In 2019, a PSP was initiated in Uganda in Maternal and Newborn Health, based at the Sanyu Africa Research Institute and sponsored by the University of Liverpool.  Recently, due to changes in circumstances, this project has been closed by the University of Liverpool, and is no longer a JLA PSP.

We continue to welcome any further opportunities to explore JLA methods in a range of Lower and Middle Income Countries. Currently a project looking to establish research priorities for children with neuro-disabilities in LMICs is being established and has applied for funding to be a JLA PSP. This project would cover Micronesia, Bangladesh and East Africa. 

Questions and answers:

Why is the PSP in Ethiopia in the JLA Lab and not considered a standard JLA PSP?

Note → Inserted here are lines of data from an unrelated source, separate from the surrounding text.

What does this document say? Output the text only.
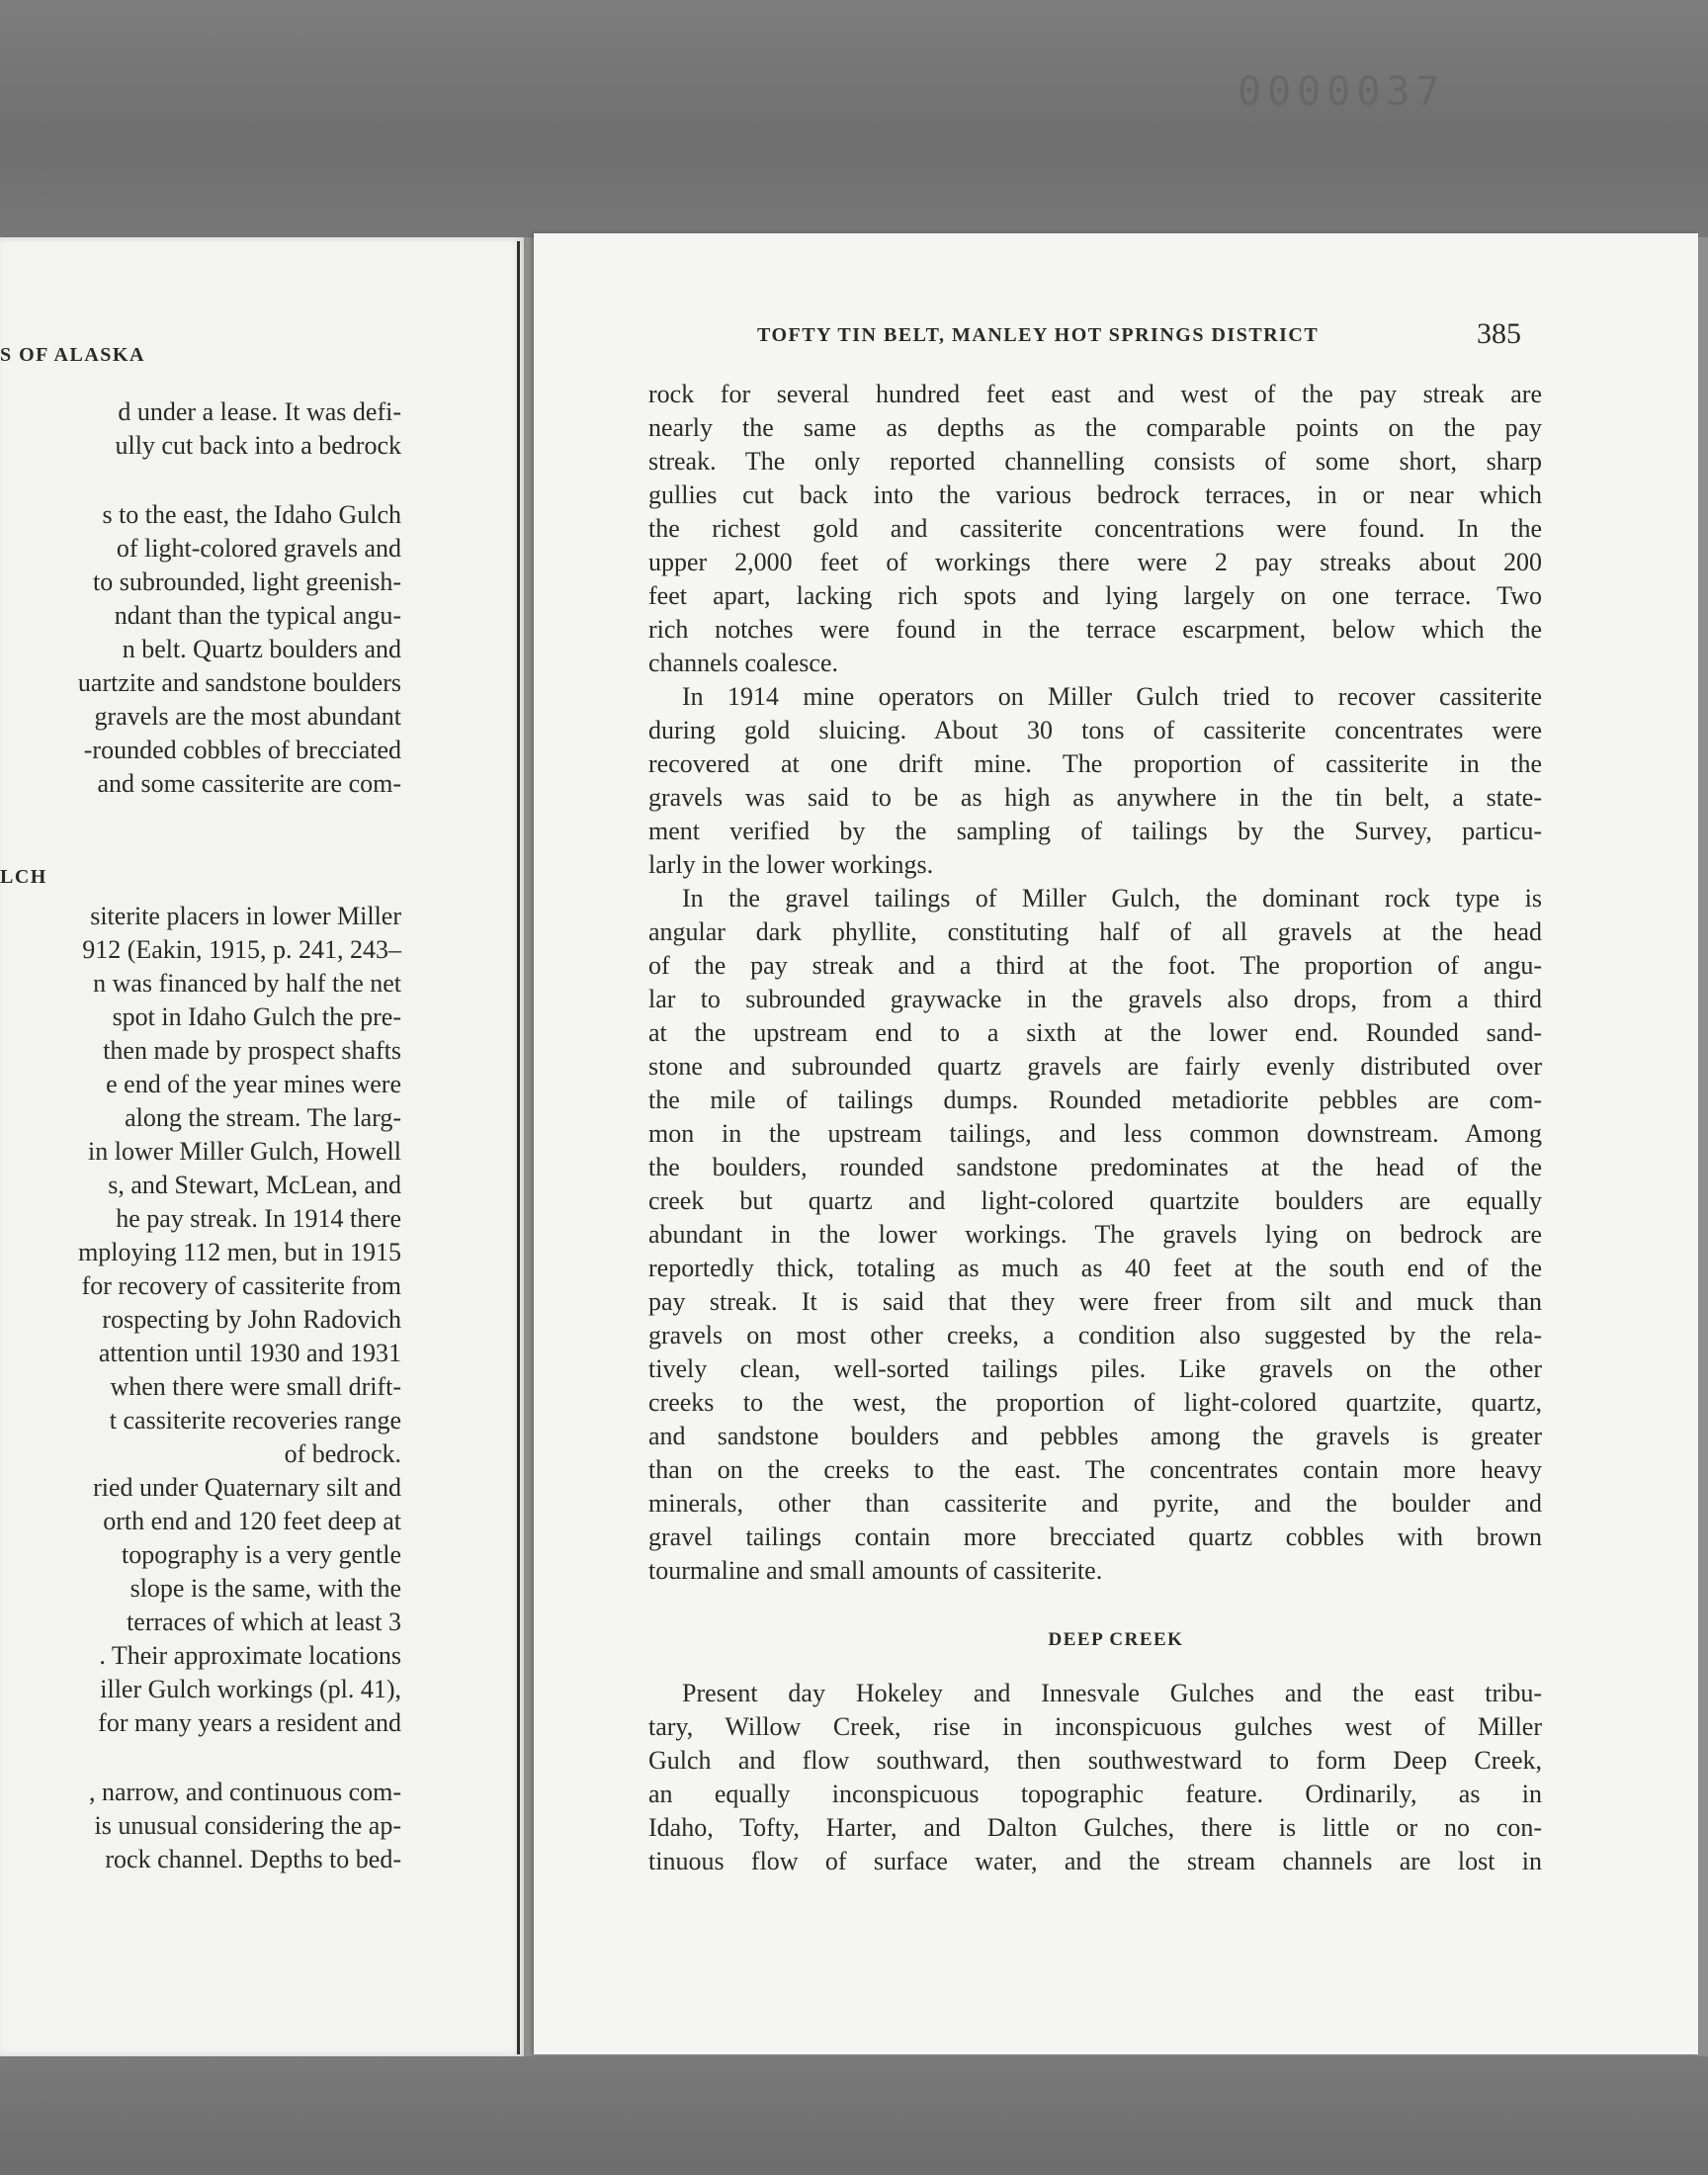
0000037
S OF ALASKA
d under a lease. It was defi-
ully cut back into a bedrock
s to the east, the Idaho Gulch
of light-colored gravels and
to subrounded, light greenish-
ndant than the typical angu-
n belt. Quartz boulders and
uartzite and sandstone boulders
gravels are the most abundant
-rounded cobbles of brecciated
and some cassiterite are com-
LCH
siterite placers in lower Miller
912 (Eakin, 1915, p. 241, 243–
n was financed by half the net
spot in Idaho Gulch the pre-
then made by prospect shafts
e end of the year mines were
along the stream. The larg-
in lower Miller Gulch, Howell
s, and Stewart, McLean, and
he pay streak. In 1914 there
mploying 112 men, but in 1915
for recovery of cassiterite from
rospecting by John Radovich
attention until 1930 and 1931
when there were small drift-
t cassiterite recoveries range
of bedrock.
ried under Quaternary silt and
orth end and 120 feet deep at
topography is a very gentle
slope is the same, with the
terraces of which at least 3
. Their approximate locations
iller Gulch workings (pl. 41),
for many years a resident and
, narrow, and continuous com-
is unusual considering the ap-
rock channel. Depths to bed-
TOFTY TIN BELT, MANLEY HOT SPRINGS DISTRICT	385
rock for several hundred feet east and west of the pay streak are
nearly the same as depths as the comparable points on the pay
streak. The only reported channelling consists of some short, sharp
gullies cut back into the various bedrock terraces, in or near which
the richest gold and cassiterite concentrations were found. In the
upper 2,000 feet of workings there were 2 pay streaks about 200
feet apart, lacking rich spots and lying largely on one terrace. Two
rich notches were found in the terrace escarpment, below which the
channels coalesce.
In 1914 mine operators on Miller Gulch tried to recover cassiterite
during gold sluicing. About 30 tons of cassiterite concentrates were
recovered at one drift mine. The proportion of cassiterite in the
gravels was said to be as high as anywhere in the tin belt, a state-
ment verified by the sampling of tailings by the Survey, particu-
larly in the lower workings.
In the gravel tailings of Miller Gulch, the dominant rock type is
angular dark phyllite, constituting half of all gravels at the head
of the pay streak and a third at the foot. The proportion of angu-
lar to subrounded graywacke in the gravels also drops, from a third
at the upstream end to a sixth at the lower end. Rounded sand-
stone and subrounded quartz gravels are fairly evenly distributed over
the mile of tailings dumps. Rounded metadiorite pebbles are com-
mon in the upstream tailings, and less common downstream. Among
the boulders, rounded sandstone predominates at the head of the
creek but quartz and light-colored quartzite boulders are equally
abundant in the lower workings. The gravels lying on bedrock are
reportedly thick, totaling as much as 40 feet at the south end of the
pay streak. It is said that they were freer from silt and muck than
gravels on most other creeks, a condition also suggested by the rela-
tively clean, well-sorted tailings piles. Like gravels on the other
creeks to the west, the proportion of light-colored quartzite, quartz,
and sandstone boulders and pebbles among the gravels is greater
than on the creeks to the east. The concentrates contain more heavy
minerals, other than cassiterite and pyrite, and the boulder and
gravel tailings contain more brecciated quartz cobbles with brown
tourmaline and small amounts of cassiterite.
DEEP CREEK
Present day Hokeley and Innesvale Gulches and the east tribu-
tary, Willow Creek, rise in inconspicuous gulches west of Miller
Gulch and flow southward, then southwestward to form Deep Creek,
an equally inconspicuous topographic feature. Ordinarily, as in
Idaho, Tofty, Harter, and Dalton Gulches, there is little or no con-
tinuous flow of surface water, and the stream channels are lost in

This PSP is an important test of the adaptations necessary to conduct a JLA process in this setting, within the constraints of low levels of literacy, variable access to electronic media, and dispersed geography.  The PSP team is predominantly locally based, rather than with the UK partners.  It plans to use door-to-door interviews, group meetings, interviews with patients in clinics or their homes, and paper surveys for people who are literate.  Evaluating and reporting on the feasibility of this while maintaining core JLA principles will be an important part of the work.

How can the JLA ensure equality of voices in this context?

The Steering Group of the PSP is supported by a JLA Adviser, who is working with the Steering Group to ensure equitable input from the perspectives of patients, carers and healthcare workers, and that the work is conducted in a fair and transparent way.